Demo of Google Gemini with access to personal data
Based on the photographed concert poster and the Google calendar, the AI assistant Gemini says whether the user has time to go to a concert. / © Google

Gemini and the Data Protection Gap

While Gemini, Latin for “twin”, actually stands for the partnership between Google’s two AI labs DeepMind and Brain, the name could also be seen as an involuntary description of the local-to-cloud divide.

In plain language: If you start chatting with Gemini Live in English in the Gemini app for Android (yes, of course the app is called that), the AI model running here has no access to your personal data from your email, calendar etc. And this is unlikely to change when Gemini Live becomes available in other languages and even for iOS in the coming weeks and months.

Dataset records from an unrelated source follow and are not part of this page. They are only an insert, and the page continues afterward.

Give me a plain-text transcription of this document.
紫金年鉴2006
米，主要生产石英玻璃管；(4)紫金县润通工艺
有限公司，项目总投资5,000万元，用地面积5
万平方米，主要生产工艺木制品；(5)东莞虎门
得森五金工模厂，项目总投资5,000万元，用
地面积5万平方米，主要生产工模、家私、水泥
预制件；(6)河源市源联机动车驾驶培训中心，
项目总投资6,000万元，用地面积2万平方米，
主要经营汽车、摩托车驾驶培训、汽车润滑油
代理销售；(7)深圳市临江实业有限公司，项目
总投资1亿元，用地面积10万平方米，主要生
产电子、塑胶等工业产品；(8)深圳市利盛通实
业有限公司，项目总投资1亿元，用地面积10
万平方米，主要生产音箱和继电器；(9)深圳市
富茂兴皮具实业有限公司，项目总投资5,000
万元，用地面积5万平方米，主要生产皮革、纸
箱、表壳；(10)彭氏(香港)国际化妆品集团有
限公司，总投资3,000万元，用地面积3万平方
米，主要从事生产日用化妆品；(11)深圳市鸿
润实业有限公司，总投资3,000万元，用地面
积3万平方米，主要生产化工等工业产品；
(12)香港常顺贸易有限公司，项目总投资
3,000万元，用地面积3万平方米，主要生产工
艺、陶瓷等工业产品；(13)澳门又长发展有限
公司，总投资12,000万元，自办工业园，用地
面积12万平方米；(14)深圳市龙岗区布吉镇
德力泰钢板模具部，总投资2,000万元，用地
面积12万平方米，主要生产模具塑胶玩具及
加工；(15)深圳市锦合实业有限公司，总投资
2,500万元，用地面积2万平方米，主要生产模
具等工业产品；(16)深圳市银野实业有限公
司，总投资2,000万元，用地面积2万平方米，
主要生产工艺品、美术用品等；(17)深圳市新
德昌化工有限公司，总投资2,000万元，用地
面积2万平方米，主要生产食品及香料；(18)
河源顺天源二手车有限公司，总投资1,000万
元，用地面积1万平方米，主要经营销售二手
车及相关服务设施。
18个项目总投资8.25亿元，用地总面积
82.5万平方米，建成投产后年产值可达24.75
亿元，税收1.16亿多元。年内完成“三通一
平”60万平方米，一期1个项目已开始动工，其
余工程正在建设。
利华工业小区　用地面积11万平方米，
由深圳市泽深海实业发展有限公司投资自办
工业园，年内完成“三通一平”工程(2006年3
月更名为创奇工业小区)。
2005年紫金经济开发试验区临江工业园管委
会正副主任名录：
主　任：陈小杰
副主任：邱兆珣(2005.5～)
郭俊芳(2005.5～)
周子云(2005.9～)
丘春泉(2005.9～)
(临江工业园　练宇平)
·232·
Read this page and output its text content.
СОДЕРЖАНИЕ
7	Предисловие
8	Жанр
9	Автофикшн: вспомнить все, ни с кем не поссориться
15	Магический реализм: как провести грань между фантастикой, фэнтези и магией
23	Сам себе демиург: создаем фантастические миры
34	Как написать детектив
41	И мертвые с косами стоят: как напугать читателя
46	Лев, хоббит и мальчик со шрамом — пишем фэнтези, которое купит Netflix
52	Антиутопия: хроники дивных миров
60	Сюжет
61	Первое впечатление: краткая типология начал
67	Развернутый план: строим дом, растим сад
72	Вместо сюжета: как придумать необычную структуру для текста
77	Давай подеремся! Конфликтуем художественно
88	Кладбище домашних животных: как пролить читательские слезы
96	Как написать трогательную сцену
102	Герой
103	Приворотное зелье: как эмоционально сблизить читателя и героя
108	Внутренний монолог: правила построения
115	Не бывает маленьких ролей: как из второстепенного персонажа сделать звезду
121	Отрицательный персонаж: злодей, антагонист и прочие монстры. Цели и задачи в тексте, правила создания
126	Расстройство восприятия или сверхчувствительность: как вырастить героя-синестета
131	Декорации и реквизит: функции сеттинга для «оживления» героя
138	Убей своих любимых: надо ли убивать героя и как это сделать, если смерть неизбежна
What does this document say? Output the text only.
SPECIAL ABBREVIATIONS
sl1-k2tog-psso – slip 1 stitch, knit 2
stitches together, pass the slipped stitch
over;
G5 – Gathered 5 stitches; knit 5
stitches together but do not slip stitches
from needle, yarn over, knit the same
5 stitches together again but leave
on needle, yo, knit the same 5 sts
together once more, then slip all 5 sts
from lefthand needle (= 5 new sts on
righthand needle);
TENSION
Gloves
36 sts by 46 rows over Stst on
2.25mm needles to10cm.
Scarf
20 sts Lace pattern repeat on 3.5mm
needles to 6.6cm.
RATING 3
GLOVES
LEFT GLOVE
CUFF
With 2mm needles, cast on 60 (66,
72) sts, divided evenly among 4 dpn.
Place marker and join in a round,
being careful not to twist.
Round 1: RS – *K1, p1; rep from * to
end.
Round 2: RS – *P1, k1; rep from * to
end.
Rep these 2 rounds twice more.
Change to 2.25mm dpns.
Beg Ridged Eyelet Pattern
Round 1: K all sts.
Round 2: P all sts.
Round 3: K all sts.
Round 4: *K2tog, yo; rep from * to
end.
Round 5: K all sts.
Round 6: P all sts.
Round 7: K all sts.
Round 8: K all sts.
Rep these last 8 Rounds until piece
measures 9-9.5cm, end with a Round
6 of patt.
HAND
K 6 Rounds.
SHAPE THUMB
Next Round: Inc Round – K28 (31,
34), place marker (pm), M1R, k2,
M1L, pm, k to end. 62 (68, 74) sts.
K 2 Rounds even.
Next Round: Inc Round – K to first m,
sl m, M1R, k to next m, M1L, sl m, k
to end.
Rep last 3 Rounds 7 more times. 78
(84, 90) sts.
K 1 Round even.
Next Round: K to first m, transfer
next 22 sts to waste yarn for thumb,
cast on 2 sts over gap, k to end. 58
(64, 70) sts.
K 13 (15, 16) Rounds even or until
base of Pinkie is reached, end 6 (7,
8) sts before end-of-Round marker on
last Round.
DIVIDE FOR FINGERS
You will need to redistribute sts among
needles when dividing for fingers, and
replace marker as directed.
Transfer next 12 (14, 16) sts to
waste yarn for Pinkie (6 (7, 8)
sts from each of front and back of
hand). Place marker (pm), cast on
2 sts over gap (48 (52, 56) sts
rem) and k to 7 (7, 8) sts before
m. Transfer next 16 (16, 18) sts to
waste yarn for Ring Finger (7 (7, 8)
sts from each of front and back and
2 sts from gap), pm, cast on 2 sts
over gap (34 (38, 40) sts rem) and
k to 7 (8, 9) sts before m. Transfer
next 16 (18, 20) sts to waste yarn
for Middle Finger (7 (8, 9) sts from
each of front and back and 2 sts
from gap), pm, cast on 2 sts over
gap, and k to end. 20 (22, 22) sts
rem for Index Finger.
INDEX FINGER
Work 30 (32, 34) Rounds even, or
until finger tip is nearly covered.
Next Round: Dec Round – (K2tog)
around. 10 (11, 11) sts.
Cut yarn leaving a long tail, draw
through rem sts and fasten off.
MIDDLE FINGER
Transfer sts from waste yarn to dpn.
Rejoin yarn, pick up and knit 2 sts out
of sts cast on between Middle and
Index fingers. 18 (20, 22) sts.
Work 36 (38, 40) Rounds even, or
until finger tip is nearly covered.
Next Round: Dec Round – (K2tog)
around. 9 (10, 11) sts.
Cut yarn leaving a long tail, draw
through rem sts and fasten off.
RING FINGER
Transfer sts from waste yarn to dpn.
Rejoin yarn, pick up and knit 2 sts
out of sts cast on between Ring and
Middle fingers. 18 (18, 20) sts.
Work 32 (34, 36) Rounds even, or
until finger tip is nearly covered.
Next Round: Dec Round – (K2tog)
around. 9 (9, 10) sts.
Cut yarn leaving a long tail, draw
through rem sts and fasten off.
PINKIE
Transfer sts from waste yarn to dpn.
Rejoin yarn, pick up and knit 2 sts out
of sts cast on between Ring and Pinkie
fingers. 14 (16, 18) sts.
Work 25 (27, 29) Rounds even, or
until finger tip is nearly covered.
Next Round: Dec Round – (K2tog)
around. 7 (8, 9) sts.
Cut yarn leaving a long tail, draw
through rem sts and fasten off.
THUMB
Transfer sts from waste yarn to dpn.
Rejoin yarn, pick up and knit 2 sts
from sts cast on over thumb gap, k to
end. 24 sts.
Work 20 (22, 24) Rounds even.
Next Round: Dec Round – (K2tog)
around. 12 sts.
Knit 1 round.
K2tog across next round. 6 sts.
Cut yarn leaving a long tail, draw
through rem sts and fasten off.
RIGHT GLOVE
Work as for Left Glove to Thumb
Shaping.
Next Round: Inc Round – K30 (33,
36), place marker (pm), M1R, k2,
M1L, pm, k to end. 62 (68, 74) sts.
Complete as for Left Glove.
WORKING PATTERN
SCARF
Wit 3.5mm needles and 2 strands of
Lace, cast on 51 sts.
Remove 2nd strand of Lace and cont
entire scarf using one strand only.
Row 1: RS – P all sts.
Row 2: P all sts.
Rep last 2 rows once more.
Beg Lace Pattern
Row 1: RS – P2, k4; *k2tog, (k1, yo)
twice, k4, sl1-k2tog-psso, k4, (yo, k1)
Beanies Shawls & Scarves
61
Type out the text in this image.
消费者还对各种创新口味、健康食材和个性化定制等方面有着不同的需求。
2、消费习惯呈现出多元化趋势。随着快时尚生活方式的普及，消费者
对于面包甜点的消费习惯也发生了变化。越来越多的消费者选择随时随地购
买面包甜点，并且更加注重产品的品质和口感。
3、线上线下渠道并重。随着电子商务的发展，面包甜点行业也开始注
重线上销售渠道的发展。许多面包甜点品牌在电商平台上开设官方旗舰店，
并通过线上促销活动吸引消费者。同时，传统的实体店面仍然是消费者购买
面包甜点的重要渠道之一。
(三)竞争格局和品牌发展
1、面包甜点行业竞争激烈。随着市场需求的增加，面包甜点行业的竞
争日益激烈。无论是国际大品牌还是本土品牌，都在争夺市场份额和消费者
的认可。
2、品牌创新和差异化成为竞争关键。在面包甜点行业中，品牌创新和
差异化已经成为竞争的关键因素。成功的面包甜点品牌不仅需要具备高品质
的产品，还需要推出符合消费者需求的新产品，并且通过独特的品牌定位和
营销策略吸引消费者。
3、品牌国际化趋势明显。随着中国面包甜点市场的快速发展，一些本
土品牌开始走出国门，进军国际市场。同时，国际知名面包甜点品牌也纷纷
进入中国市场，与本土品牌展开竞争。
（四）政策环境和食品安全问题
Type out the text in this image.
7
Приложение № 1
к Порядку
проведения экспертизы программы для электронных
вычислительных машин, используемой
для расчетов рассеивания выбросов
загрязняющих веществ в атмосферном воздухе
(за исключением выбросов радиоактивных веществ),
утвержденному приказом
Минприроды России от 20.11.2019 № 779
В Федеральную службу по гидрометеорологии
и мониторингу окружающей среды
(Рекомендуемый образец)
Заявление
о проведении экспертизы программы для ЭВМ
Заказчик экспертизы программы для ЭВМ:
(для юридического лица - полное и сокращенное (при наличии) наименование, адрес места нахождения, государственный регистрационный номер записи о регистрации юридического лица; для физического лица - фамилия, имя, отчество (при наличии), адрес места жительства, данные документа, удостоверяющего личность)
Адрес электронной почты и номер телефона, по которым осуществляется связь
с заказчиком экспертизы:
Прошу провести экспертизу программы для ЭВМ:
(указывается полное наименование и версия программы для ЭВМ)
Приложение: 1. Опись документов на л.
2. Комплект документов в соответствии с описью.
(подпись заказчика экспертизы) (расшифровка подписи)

If you want to ask Gemini if you can attend a concert based on a photograph of a poster, you have to type your query like in the Stone Age or use voice input. Because although the locally running Gemini Nano model has access to your personal data, it doesn’t have enough power for real-time conversations.

Google Tensor G4 and AI functions
The Google Tensor G4 chip in the new Pixel 9 series has enough power to run the Gemini Nano AI model on the device. / © Google

Is Gemini Live the Moon Landing in the “AI Race”?

In the space race of the 60s and 70s, NASA had a space program called “Gemini”, which paved the way for the first moon landing in 1969 with the subsequent Apollo program. Coincidence? Hardly, because the ten voices available for Gemini Live at launch were given English-language names for star constellations: Vega, Dipper, Ursa & Co.

So while Google is reaching for the stars and also has an ex-NASA engineer on stage at its after-party, there is still one piece missing from the moon landing. The carefully forged link between the most private user data in the locally running Gemini models and the powerful cloud models that enable natural-looking conversations.

Google has already announced the next step with Project Apollo Astra: Here, Gemini Live is to be given access to the camera as already shown at Google I/O and then also gradually integrate apps such as Google Calendar.